The president often blames Bush for the state of the economy, the national debt and two wars overseas. It's a common reference in the president's campaign speeches and fundraisers. But the White House insisted that Thursday's event would not be political. Prior to the event, White House Press Secretary Jay Carney promised reporters the meeting of presidents would not be awkward and that there is much respect between them. "There is a commonality of experience that transcends political differences," Carney said.

In the East Room full of former Bush White House employees, Bush seemed at ease and after the Texan's portrait was unveiled for the first time he joked to president Obama that "maybe now sometimes you'll look up and say 'what would George do?'"

And Obama has called on the former president for advice since taking office. The commander in chief was quick to share the credit for last year's capture and kill of Usama bin Laden with his predecessor, telling guests at the unveiling that Bush was his first phone call after he heard the mission was a success. "When we delivered justice to Osama bin Laden, I made it clear that our success was due to many people in many organizations working together over many years -- across two administrations," he said.

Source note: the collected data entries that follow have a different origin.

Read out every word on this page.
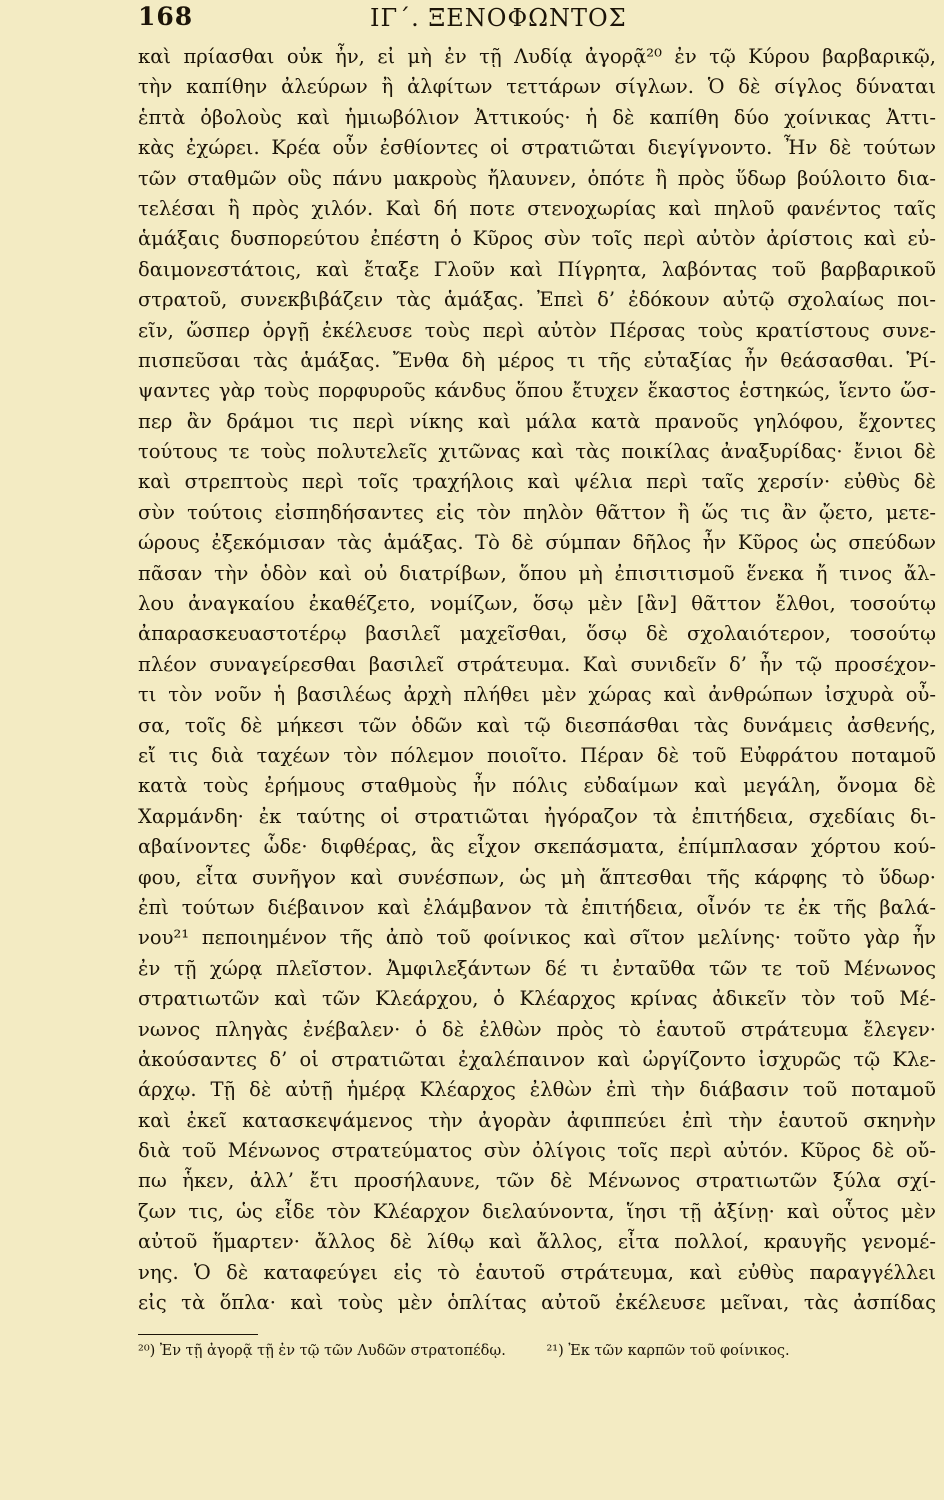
168	ΙΓ΄. ΞΕΝΟΦΩΝΤΟΣ
καὶ πρίασθαι οὐκ ἦν, εἰ μὴ ἐν τῇ Λυδίᾳ ἀγορᾷ²⁰ ἐν τῷ Κύρου βαρβαρικῷ,
τὴν καπίθην ἀλεύρων ἢ ἀλφίτων τεττάρων σίγλων. Ὁ δὲ σίγλος δύναται
ἑπτὰ ὀβολοὺς καὶ ἡμιωβόλιον Ἀττικούς· ἡ δὲ καπίθη δύο χοίνικας Ἀττι-
κὰς ἐχώρει. Κρέα οὖν ἐσθίοντες οἱ στρατιῶται διεγίγνοντο. Ἦν δὲ τούτων
τῶν σταθμῶν οὓς πάνυ μακροὺς ἤλαυνεν, ὁπότε ἢ πρὸς ὕδωρ βούλοιτο δια-
τελέσαι ἢ πρὸς χιλόν. Καὶ δή ποτε στενοχωρίας καὶ πηλοῦ φανέντος ταῖς
ἁμάξαις δυσπορεύτου ἐπέστη ὁ Κῦρος σὺν τοῖς περὶ αὐτὸν ἀρίστοις καὶ εὐ-
δαιμονεστάτοις, καὶ ἔταξε Γλοῦν καὶ Πίγρητα, λαβόντας τοῦ βαρβαρικοῦ
στρατοῦ, συνεκβιβάζειν τὰς ἁμάξας. Ἐπεὶ δ’ ἐδόκουν αὐτῷ σχολαίως ποι-
εῖν, ὥσπερ ὀργῇ ἐκέλευσε τοὺς περὶ αὐτὸν Πέρσας τοὺς κρατίστους συνε-
πισπεῦσαι τὰς ἁμάξας. Ἔνθα δὴ μέρος τι τῆς εὐταξίας ἦν θεάσασθαι. Ῥί-
ψαντες γὰρ τοὺς πορφυροῦς κάνδυς ὅπου ἔτυχεν ἕκαστος ἑστηκώς, ἵεντο ὥσ-
περ ἂν δράμοι τις περὶ νίκης καὶ μάλα κατὰ πρανοῦς γηλόφου, ἔχοντες
τούτους τε τοὺς πολυτελεῖς χιτῶνας καὶ τὰς ποικίλας ἀναξυρίδας· ἔνιοι δὲ
καὶ στρεπτοὺς περὶ τοῖς τραχήλοις καὶ ψέλια περὶ ταῖς χερσίν· εὐθὺς δὲ
σὺν τούτοις εἰσπηδήσαντες εἰς τὸν πηλὸν θᾶττον ἢ ὥς τις ἂν ᾤετο, μετε-
ώρους ἐξεκόμισαν τὰς ἁμάξας. Τὸ δὲ σύμπαν δῆλος ἦν Κῦρος ὡς σπεύδων
πᾶσαν τὴν ὁδὸν καὶ οὐ διατρίβων, ὅπου μὴ ἐπισιτισμοῦ ἕνεκα ἤ τινος ἄλ-
λου ἀναγκαίου ἐκαθέζετο, νομίζων, ὅσῳ μὲν [ἂν] θᾶττον ἔλθοι, τοσούτῳ
ἀπαρασκευαστοτέρῳ βασιλεῖ μαχεῖσθαι, ὅσῳ δὲ σχολαιότερον, τοσούτῳ
πλέον συναγείρεσθαι βασιλεῖ στράτευμα. Καὶ συνιδεῖν δ’ ἦν τῷ προσέχον-
τι τὸν νοῦν ἡ βασιλέως ἀρχὴ πλήθει μὲν χώρας καὶ ἀνθρώπων ἰσχυρὰ οὖ-
σα, τοῖς δὲ μήκεσι τῶν ὁδῶν καὶ τῷ διεσπάσθαι τὰς δυνάμεις ἀσθενής,
εἴ τις διὰ ταχέων τὸν πόλεμον ποιοῖτο. Πέραν δὲ τοῦ Εὐφράτου ποταμοῦ
κατὰ τοὺς ἐρήμους σταθμοὺς ἦν πόλις εὐδαίμων καὶ μεγάλη, ὄνομα δὲ
Χαρμάνδη· ἐκ ταύτης οἱ στρατιῶται ἠγόραζον τὰ ἐπιτήδεια, σχεδίαις δι-
αβαίνοντες ὧδε· διφθέρας, ἃς εἶχον σκεπάσματα, ἐπίμπλασαν χόρτου κού-
φου, εἶτα συνῆγον καὶ συνέσπων, ὡς μὴ ἅπτεσθαι τῆς κάρφης τὸ ὕδωρ·
ἐπὶ τούτων διέβαινον καὶ ἐλάμβανον τὰ ἐπιτήδεια, οἶνόν τε ἐκ τῆς βαλά-
νου²¹ πεποιημένον τῆς ἀπὸ τοῦ φοίνικος καὶ σῖτον μελίνης· τοῦτο γὰρ ἦν
ἐν τῇ χώρᾳ πλεῖστον. Ἀμφιλεξάντων δέ τι ἐνταῦθα τῶν τε τοῦ Μένωνος
στρατιωτῶν καὶ τῶν Κλεάρχου, ὁ Κλέαρχος κρίνας ἀδικεῖν τὸν τοῦ Μέ-
νωνος πληγὰς ἐνέβαλεν· ὁ δὲ ἐλθὼν πρὸς τὸ ἑαυτοῦ στράτευμα ἔλεγεν·
ἀκούσαντες δ’ οἱ στρατιῶται ἐχαλέπαινον καὶ ὠργίζοντο ἰσχυρῶς τῷ Κλε-
άρχῳ. Τῇ δὲ αὐτῇ ἡμέρᾳ Κλέαρχος ἐλθὼν ἐπὶ τὴν διάβασιν τοῦ ποταμοῦ
καὶ ἐκεῖ κατασκεψάμενος τὴν ἀγορὰν ἀφιππεύει ἐπὶ τὴν ἑαυτοῦ σκηνὴν
διὰ τοῦ Μένωνος στρατεύματος σὺν ὀλίγοις τοῖς περὶ αὐτόν. Κῦρος δὲ οὔ-
πω ἧκεν, ἀλλ’ ἔτι προσήλαυνε, τῶν δὲ Μένωνος στρατιωτῶν ξύλα σχί-
ζων τις, ὡς εἶδε τὸν Κλέαρχον διελαύνοντα, ἵησι τῇ ἀξίνῃ· καὶ οὗτος μὲν
αὐτοῦ ἥμαρτεν· ἄλλος δὲ λίθῳ καὶ ἄλλος, εἶτα πολλοί, κραυγῆς γενομέ-
νης. Ὁ δὲ καταφεύγει εἰς τὸ ἑαυτοῦ στράτευμα, καὶ εὐθὺς παραγγέλλει
εἰς τὰ ὅπλα· καὶ τοὺς μὲν ὁπλίτας αὐτοῦ ἐκέλευσε μεῖναι, τὰς ἀσπίδας
²⁰) Ἐν τῇ ἀγορᾷ τῇ ἐν τῷ τῶν Λυδῶν στρατοπέδῳ.	²¹) Ἐκ τῶν καρπῶν τοῦ φοίνικος.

For George and Laura Bush, the portrait unveiling was also a family event. Seated front and center with their daughters Jenna and Barbara, along with former first lady Barbara Bush and the 41st President of the United States, George HW Bush. "I am honored to be hanging near a man who gave me the greatest gift possible, unconditional love," Bush said of the father and son portraits.

Bush also played historian, telling the guests that when the British burned the White House in 1814, Dolley Madison saved the first presidential portrait of George Washington. Pointing at his freshly painted portrait, Bush addressed the current first lady, joking, "Now, Michelle, if anything happens there's your man."

The jokes continued on the other side, with President Obama thanking his predecessor for some perks he left behind at the White House. "You also left me a really good TV sports package," Obama the sports fan noted he uses it.

The president and Mrs. Obama were also grateful for to the Bushes for their success raising two daughters in the White House. As parents of two daughters as well, Obama said the Bush parenting success "obviously gives Michelle and I tremendous hope as we try to do the right thing by our own daughters in this slightly odd atmosphere that we've created."

Between the jokes and sentimental memories of living at the White House, both presidents remarked on their love of America. "One of the greatest strengths of our democracy is our ability to peacefully, and routinely, go through transitions of power," Obama said. "It speaks to the fact that we've always had leaders who believe in America, and everything it stands for, above all else -- leaders and their families who are willing to devote their lives to the country that they love."